"We give first, this month a walking or visiting costume, of a very light and correspondingly dark shade of poplinette, or any other light woollen or combination of wool and silk material, suitable for the season. The skirt, which is made just to touch the ground and very narrow, is of the lighter shade; upon this foundation is placed a flounce of the darker shade, nine inches deep, cut on the bias and put on with but little fullness, and that nearly all at the back. Over this is a similar flounce of the lighter shade; both flounces being headed by a double puff and ruffle of the darker colour. The over-skirt is of the dark blue, simply trimmed with a bias fold of the same, with a sleeveless jacket of the dark blue. On the left side the over-skirt is looped with a sash, the ends fringed out of the light blue. As may be seen, the trimmings for the sleeves are made to correspond with the under-skirt. A box-plaited frill, made of the darker blue, lined with the light, completes the jacket at the throat, with the addition of an inside ruff of plaited tulle or clear muslin. Ten yards of the lighter shade and eight yards of the dark colour will make this costume. Any other pretty contrasting colour may be substituted in place of blue. Nice goods of this kind may be bought from forty up to seventy-five cents a yard.

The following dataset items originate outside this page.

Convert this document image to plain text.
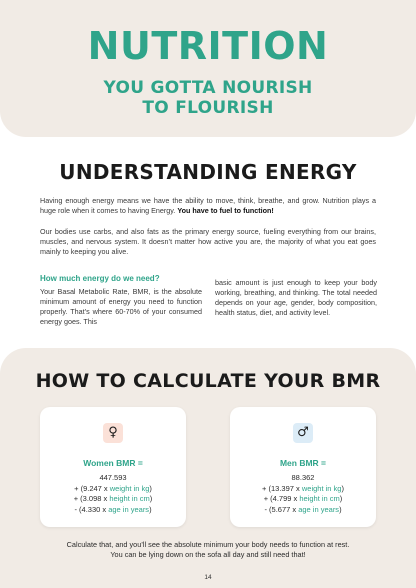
NUTRITION
YOU GOTTA NOURISH
TO FLOURISH
UNDERSTANDING ENERGY

Having enough energy means we have the ability to move, think, breathe, and grow. Nutrition plays a huge role when it comes to having Energy. You have to fuel to function!

Our bodies use carbs, and also fats as the primary energy source, fueling everything from our brains, muscles, and nervous system. It doesn’t matter how active you are, the majority of what you eat goes mainly to keeping you alive.

How much energy do we need?

Your Basal Metabolic Rate, BMR, is the absolute minimum amount of energy you need to function properly. That’s where 60-70% of your consumed energy goes. This

basic amount is just enough to keep your body working, breathing, and thinking. The total needed depends on your age, gender, body composition, health status, diet, and activity level.

HOW TO CALCULATE YOUR BMR
♀
Women BMR =
447.593
+ (9.247 x weight in kg)
+ (3.098 x height in cm)
- (4.330 x age in years)
♂
Men BMR =
88.362
+ (13.397 x weight in kg)
+ (4.799 x height in cm)
- (5.677 x age in years)
Calculate that, and you’ll see the absolute minimum your body needs to function at rest.
You can be lying down on the sofa all day and still need that!
14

"Next is another walking costume, particularly suited to the season, as it has the addition of a mantle to match the dress, the whole of which is made of light grey cashmere. The trimming of the skirt consists of a box-plaited frilling of the same material and bands on the apron-front of the material, corded with a darker shade of grey silk. The over-skirt and mantle are simply trimmed with a bias fold of the cashmere, same as on the front of the skirt. The mantle is cut in the shawl shape, with square ends in front and the addition of a small, pointed hood at the neck, ornamented with bows of taffeta. A slightly open sleeve is here substituted for the coat-sleeve, so indispensable for a walking costume. Fifteen yards of cashmere and two yards of silk will be required. This would look very nice made in alpaca and be less expensive. Quite a good alpaca can now be had for thirty-seven cents per yard and so on up the seventy-five cents or one dollar.

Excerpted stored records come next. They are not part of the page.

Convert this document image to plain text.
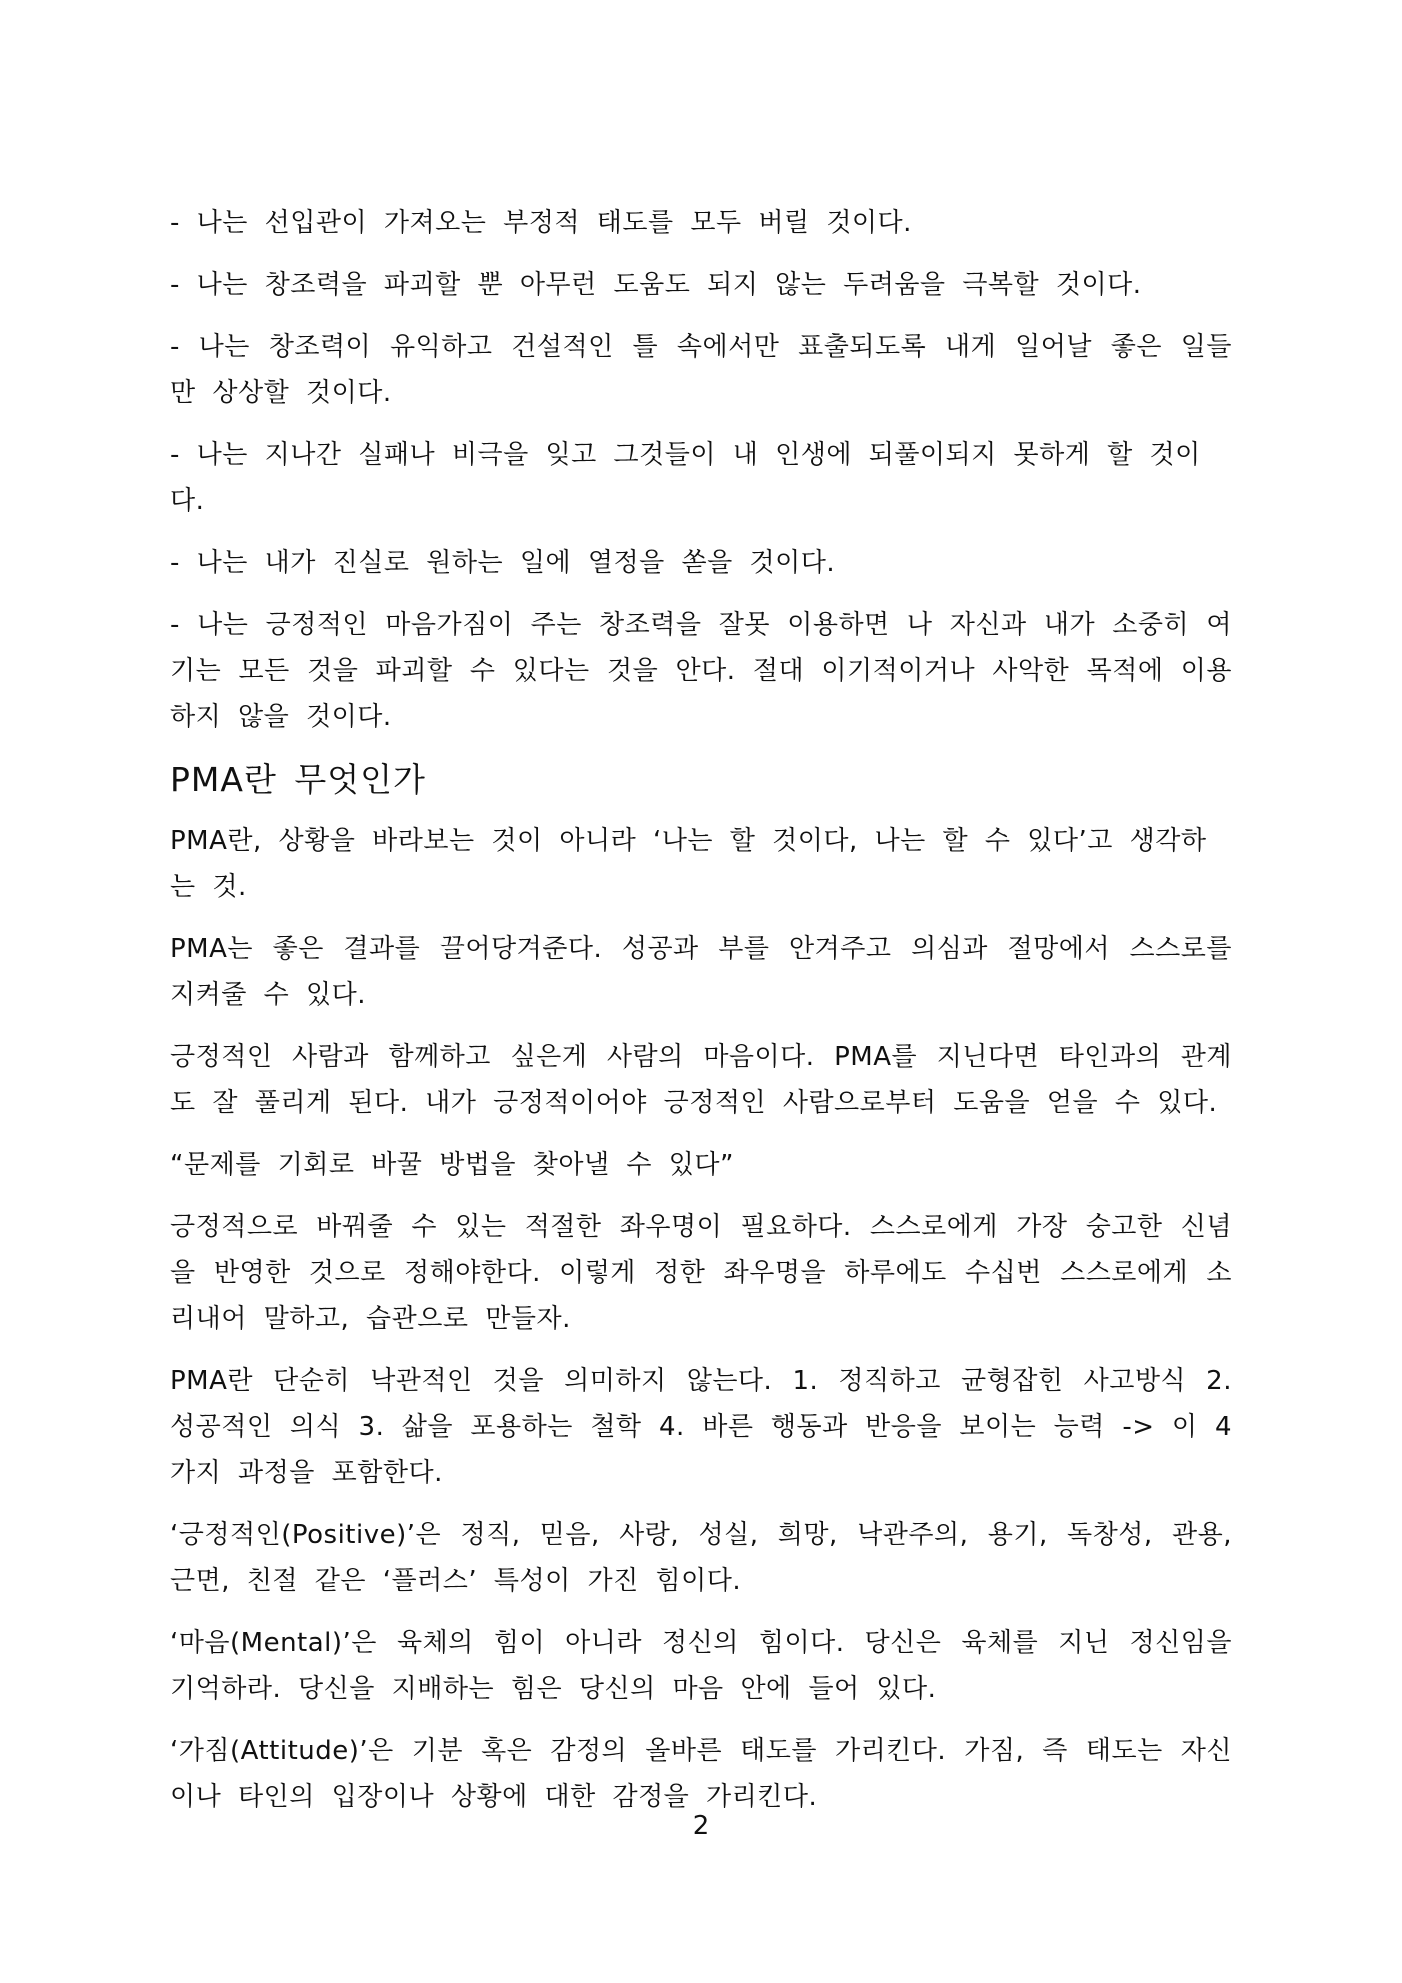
- 나는 선입관이 가져오는 부정적 태도를 모두 버릴 것이다.

- 나는 창조력을 파괴할 뿐 아무런 도움도 되지 않는 두려움을 극복할 것이다.

- 나는 창조력이 유익하고 건설적인 틀 속에서만 표출되도록 내게 일어날 좋은 일들만 상상할 것이다.

- 나는 지나간 실패나 비극을 잊고 그것들이 내 인생에 되풀이되지 못하게 할 것이다.

- 나는 내가 진실로 원하는 일에 열정을 쏟을 것이다.

- 나는 긍정적인 마음가짐이 주는 창조력을 잘못 이용하면 나 자신과 내가 소중히 여기는 모든 것을 파괴할 수 있다는 것을 안다. 절대 이기적이거나 사악한 목적에 이용하지 않을 것이다.

PMA란 무엇인가

PMA란, 상황을 바라보는 것이 아니라 ‘나는 할 것이다, 나는 할 수 있다’고 생각하는 것.

PMA는 좋은 결과를 끌어당겨준다. 성공과 부를 안겨주고 의심과 절망에서 스스로를 지켜줄 수 있다.

긍정적인 사람과 함께하고 싶은게 사람의 마음이다. PMA를 지닌다면 타인과의 관계도 잘 풀리게 된다. 내가 긍정적이어야 긍정적인 사람으로부터 도움을 얻을 수 있다.

“문제를 기회로 바꿀 방법을 찾아낼 수 있다”

긍정적으로 바꿔줄 수 있는 적절한 좌우명이 필요하다. 스스로에게 가장 숭고한 신념을 반영한 것으로 정해야한다. 이렇게 정한 좌우명을 하루에도 수십번 스스로에게 소리내어 말하고, 습관으로 만들자.

PMA란 단순히 낙관적인 것을 의미하지 않는다. 1. 정직하고 균형잡힌 사고방식 2. 성공적인 의식 3. 삶을 포용하는 철학 4. 바른 행동과 반응을 보이는 능력 -> 이 4가지 과정을 포함한다.

‘긍정적인(Positive)’은 정직, 믿음, 사랑, 성실, 희망, 낙관주의, 용기, 독창성, 관용, 근면, 친절 같은 ‘플러스’ 특성이 가진 힘이다.

‘마음(Mental)’은 육체의 힘이 아니라 정신의 힘이다. 당신은 육체를 지닌 정신임을 기억하라. 당신을 지배하는 힘은 당신의 마음 안에 들어 있다.

‘가짐(Attitude)’은 기분 혹은 감정의 올바른 태도를 가리킨다. 가짐, 즉 태도는 자신이나 타인의 입장이나 상황에 대한 감정을 가리킨다.

2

"Next we give a lovely morning toilet of white muslin or tarlatan. The skirt is ornamented with nine narrow flounces, simply hemmed, put on quite full upon a narrow foundation. The waist is high and the sleeves are trimmed with two bows of Valencienne or Duchess lace in imitation. The bodice is of coloured silk, and trimmed with the same kind of lace as are the braces and also the sash. The bodice and sleeves may be trimmed with goffered frills, if economy is desired, and will look very pretty; or puffing of the muslin or tarlatan over ribbon of the same colour. ne piece of tarlatan will be required and two yards of ribbon for the bodice. The bodice, sash and braces may be fashioned out of the best part of some half-worn dress of pink or blue taffeta.
"Next we give a cap of clear Swiss muslin or tulle, edged with a narrow Valencienne lace and trimmed with bows of any coloured ribbon or black velvet, suitable for a rather elderly lady.
"Next we give, for a little girl of five or six years, a frock of blue and white checked material, with plain, high waist and coat-sleeves, with a turned back cuff of blue cashmere. There is a band of blue cashmere ornamenting the bottom of the skirt. The apron-shaped Polonaise is of blue cashmere, trimmed with a narrow band of the same and pearl buttons; it is cut to open on the left side, where it buttons from the shoulder down to the bottom of the skirt. The opposite side is ornamented with false button-holes and buttons to match. Three and a half yards of checked material and one and half yards of blue cashmere will make this dress.
"Another little costume consists of white pique, trimmed with bias bands of blue percale. The little Polonaise is cut to fit the back and loose in front and is confined at the waist with a belt of the percale, finished at the back with a bow and box-plaited postillion, which is attached to the belt. The trimming at the neck is put on in the shape if a sailor collar, and the coat-sleeves have small turned-back cuff. Instead of trimming with percale, wide and narrow braid may be used, either of white or black. These pique dresses have been worn all winter by such little misses, but for the spring months are even more suitable."